I had a weird thought today: the Taiwanese school system makes them lazy. Sounds like a contradiction in terms, but here me out. They get SO MUCH schooling, SO MUCH homework, SO MANY test and BUXIBAN on top, that they're constantly tired and jaded, and just want to do the bare minimum of whatever they're asked to do. They don't want to think too much, don't want to write too much, want the answers given to them. "Shwei bien" is good enough.
This carries over into their adult lives - driving cars, parking, making stuff, and so on. There's little appreciation of quality, or desire to produce it. This means when they're shopping, they buy the absolute cheapest. And education is just another commodity to them. It's contradictory, because although they want their kids to go to the best schools, they still want to pay the least amount to get through, instead of focusing on quality and ensuring they get through.
When we teach TOEFL or other advanced English, we run into students who don't want to learn. They don't want to do quality, and don't seem to realize that the Western system is quality based, and the TOEFL test is quality based.

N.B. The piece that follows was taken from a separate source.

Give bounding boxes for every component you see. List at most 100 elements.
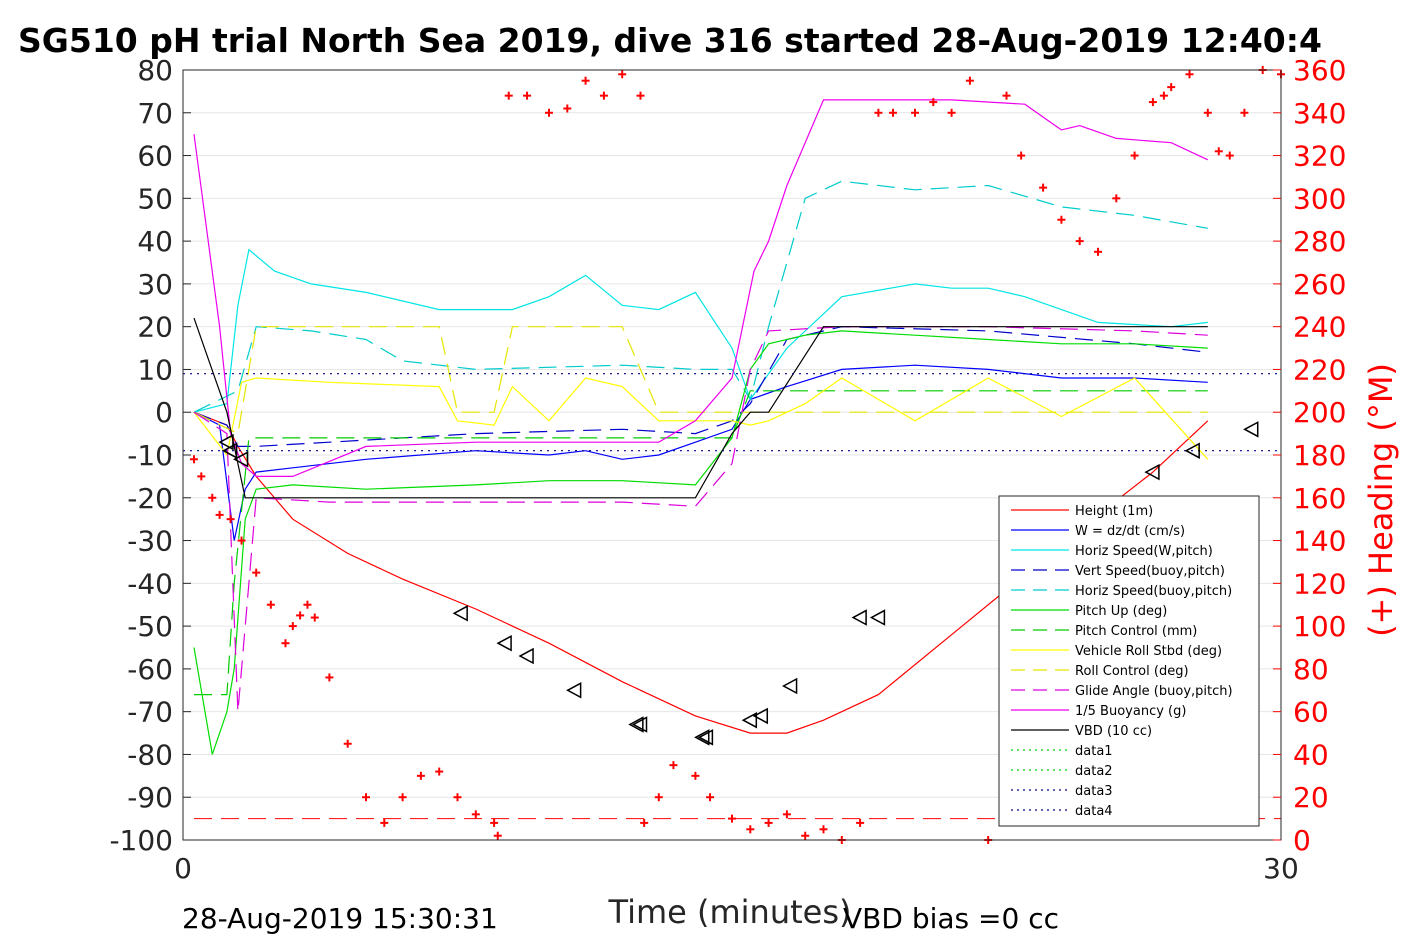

They just want to learn the bare minimum - the words and questions that will enable them to scrape through.
I'm thinking that Loretta's statement of "improve yourself, improve your students" and GIT's one of wanting a BMW but wanting to pay for a Skoda are very closely related. They want a BMW but are Skodas, and have Skoda mentality...
And it all starts with too much schooling.
Am I talking completely out of my arse here? I realise of course that this is not the case for ALL people ALL of the time.